BAB III PENUTUP III.1 KESIMPULAN Kesimpulan dari tulisan ini adalah Selat Malaka memiliki nilai strategis dari sisi ekonomi, politik, dan keamanan. Selain dari posisi dan historis, selat ini

merupakan jalur perniagaan internasional yang sangat ramai dan padat. Oleh karena letaknya yang strategis, maka selat ini rawan akan ancaman kejahatan maritim. Rawan yang tidak hanya terfokus pada hal-hal yang bersifat militeristik, tetapi telah berkembang mengarah pada berbagai aspek seperti perlindungan lingkungan, hak asasi manusia, perluasan perdagangan dan investasi, pemberantasan kejahatan internasional, atau perdagangan barang terlarang. Menurut Bantarto Bandoro, The Malacca Straits Sea Patrols (MSSP) diluncurkan sebagai sebuah aksi konkrit untuk menjaga keamanan Selat Malaka. Dalam pengaturan demikian, negara-negara pantai melakukan patroli terkoordinasi, sambil tetap mempertahankan komunikasi dan pertukaran informasi. Hasil patroli terkorrdinasi tiga negara tersebut berhasil meminimalisir tindak kejahatan pambajakan di Selat Malaka. Keberhasilan patroli terkoordinasi ini tercipta kerena adanya kekompakan dan mementingkan kepentingan bersama untuk mengamankan Selat Malaka dari pada kepentingan nasional (national interest) masing-masing negara anggota patroli terkoordinasi. Penelitian ini bersifat kualitatif dan di dukung oleh teori-teori dan juga data-data sekunder sehingga dalam penelitian ini di peroleh suatu bukti kebenaran hasil temuan.
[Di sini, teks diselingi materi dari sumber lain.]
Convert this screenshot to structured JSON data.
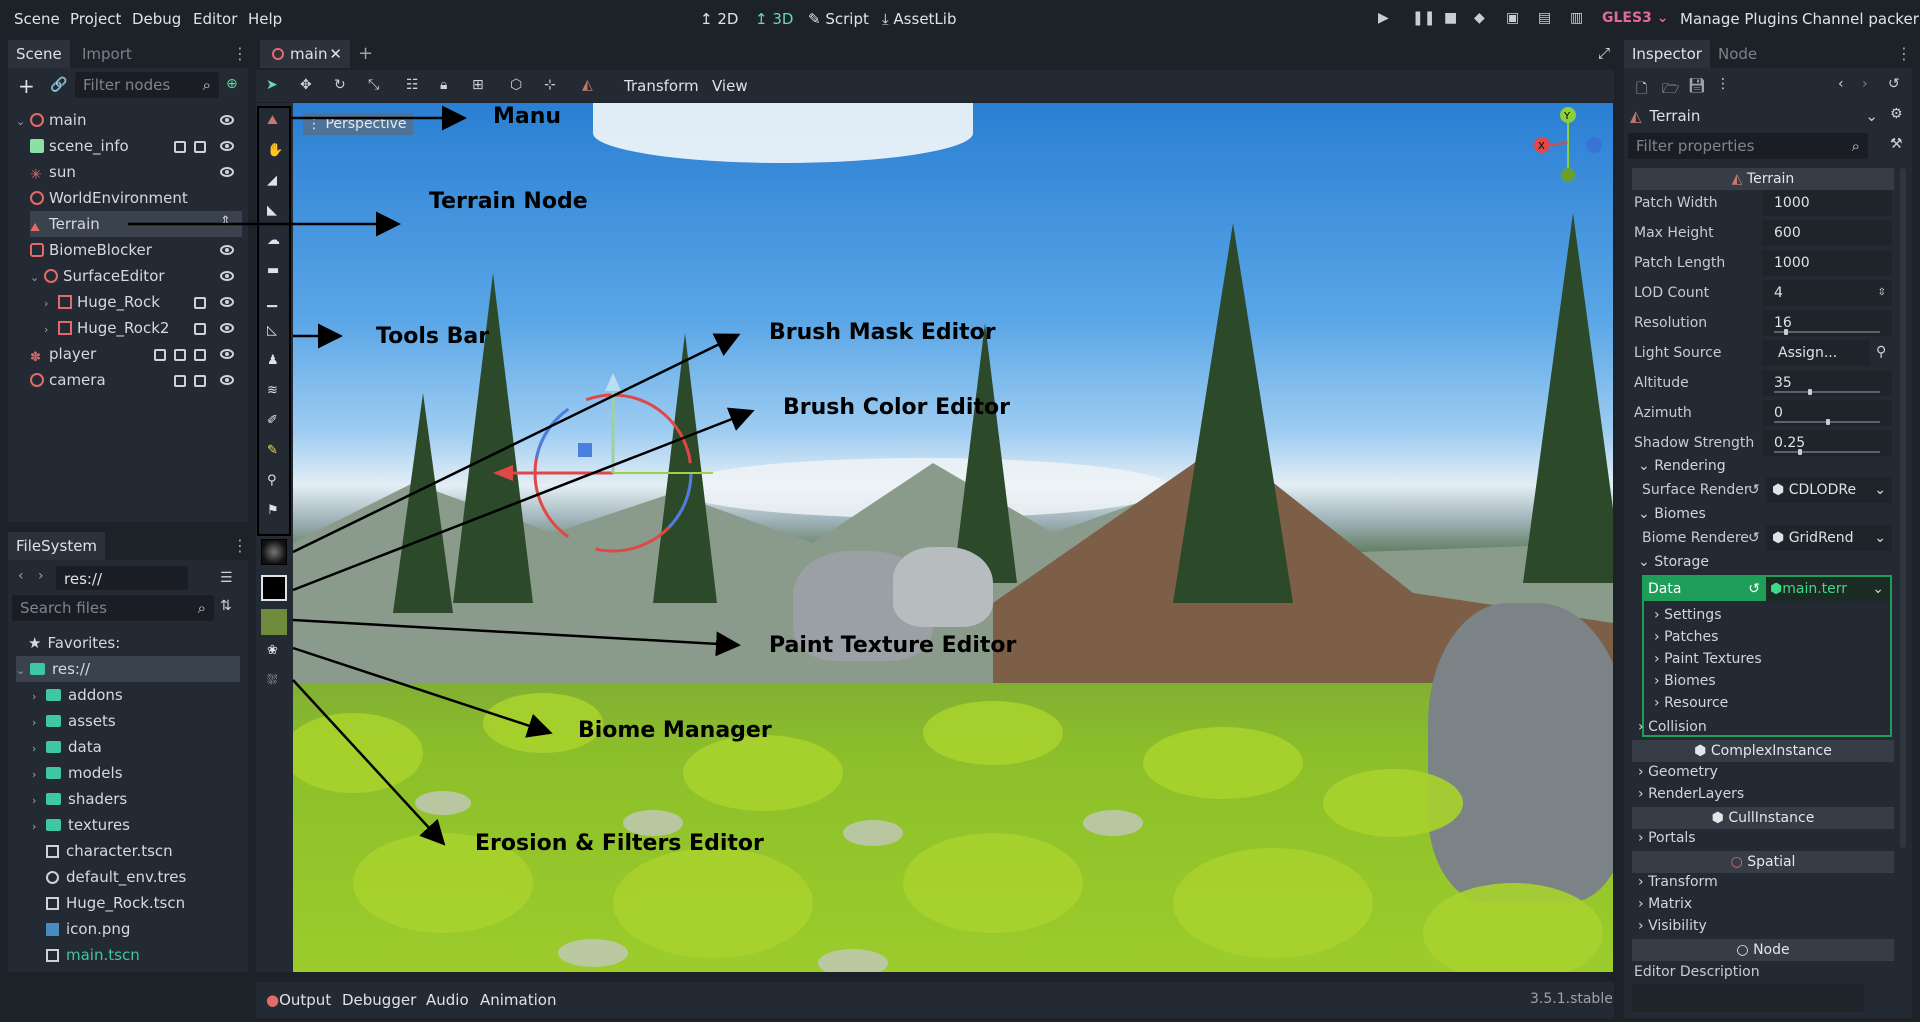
{
  "menu": [
    "Scene",
    "Project",
    "Debug",
    "Editor",
    "Help"
  ],
  "modes": [
    {
      "label": "2D",
      "icon": "2d-icon",
      "active": false
    },
    {
      "label": "3D",
      "icon": "3d-icon",
      "active": true
    },
    {
      "label": "Script",
      "icon": "script-icon",
      "active": false
    },
    {
      "label": "AssetLib",
      "icon": "assetlib-icon",
      "active": false
    }
  ],
  "top_right": {
    "renderer": "GLES3",
    "manage_plugins": "Manage Plugins",
    "channel_packer": "Channel packer"
  },
  "scene_dock": {
    "tabs": [
      "Scene",
      "Import"
    ],
    "filter_placeholder": "Filter nodes",
    "nodes": [
      {
        "label": "main"
      },
      {
        "label": "scene_info"
      },
      {
        "label": "sun"
      },
      {
        "label": "WorldEnvironment"
      },
      {
        "label": "Terrain"
      },
      {
        "label": "BiomeBlocker"
      },
      {
        "label": "SurfaceEditor"
      },
      {
        "label": "Huge_Rock"
      },
      {
        "label": "Huge_Rock2"
      },
      {
        "label": "player"
      },
      {
        "label": "camera"
      }
    ]
  },
  "filesystem": {
    "tab": "FileSystem",
    "path": "res://",
    "search_placeholder": "Search files",
    "favorites": "Favorites:",
    "root": "res://",
    "folders": [
      "addons",
      "assets",
      "data",
      "models",
      "shaders",
      "textures"
    ],
    "files": [
      "character.tscn",
      "default_env.tres",
      "Huge_Rock.tscn",
      "icon.png",
      "main.tscn"
    ]
  },
  "editor_tab": "main",
  "viewport_toolbar": {
    "transform": "Transform",
    "view": "View",
    "perspective": "Perspective"
  },
  "annotations": {
    "menu": "Manu",
    "terrain_node": "Terrain Node",
    "tools_bar": "Tools Bar",
    "brush_mask": "Brush Mask Editor",
    "brush_color": "Brush Color Editor",
    "paint_texture": "Paint Texture Editor",
    "biome_manager": "Biome Manager",
    "erosion": "Erosion & Filters Editor"
  },
  "bottom": {
    "tabs": [
      "Output",
      "Debugger",
      "Audio",
      "Animation"
    ],
    "version": "3.5.1.stable"
  },
  "inspector": {
    "tabs": [
      "Inspector",
      "Node"
    ],
    "object": "Terrain",
    "filter_placeholder": "Filter properties",
    "class_header": "Terrain",
    "properties": [
      {
        "label": "Patch Width",
        "value": "1000"
      },
      {
        "label": "Max Height",
        "value": "600"
      },
      {
        "label": "Patch Length",
        "value": "1000"
      },
      {
        "label": "LOD Count",
        "value": "4"
      },
      {
        "label": "Resolution",
        "value": "16"
      },
      {
        "label": "Light Source",
        "value": "Assign..."
      },
      {
        "label": "Altitude",
        "value": "35"
      },
      {
        "label": "Azimuth",
        "value": "0"
      },
      {
        "label": "Shadow Strength",
        "value": "0.25"
      }
    ],
    "rendering": "Rendering",
    "surface_render_label": "Surface Render",
    "surface_render_value": "CDLODRe",
    "biomes": "Biomes",
    "biome_render_label": "Biome Rendere",
    "biome_render_value": "GridRend",
    "storage": "Storage",
    "data_label": "Data",
    "data_value": "main.terr",
    "data_sub": [
      "Settings",
      "Patches",
      "Paint Textures",
      "Biomes",
      "Resource"
    ],
    "collision": "Collision",
    "complex_instance": "ComplexInstance",
    "geometry": "Geometry",
    "render_layers": "RenderLayers",
    "cull_instance": "CullInstance",
    "portals": "Portals",
    "spatial": "Spatial",
    "transform": "Transform",
    "matrix": "Matrix",
    "visibility": "Visibility",
    "node": "Node",
    "editor_description": "Editor Description"
  },
  "colors": {
    "accent": "#66d9b3",
    "renderer": "#e3689c",
    "bg": "#1d2229",
    "panel": "#242a33",
    "data_green": "#1f9e5a"
  }
}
Patroli terkoordinasi tiga negara Selat Malaka sudah berhasil menurunkan tingkat kejahatan bajak laut di perairan Selat Malaka, terbukti dengan tingkat kejahatan yang menurun akibat dari intensifnya kegiatan patroli terkoordinasi yang dilakukan oleh tiga negara Indonesia, Malaysia, dan Singapura.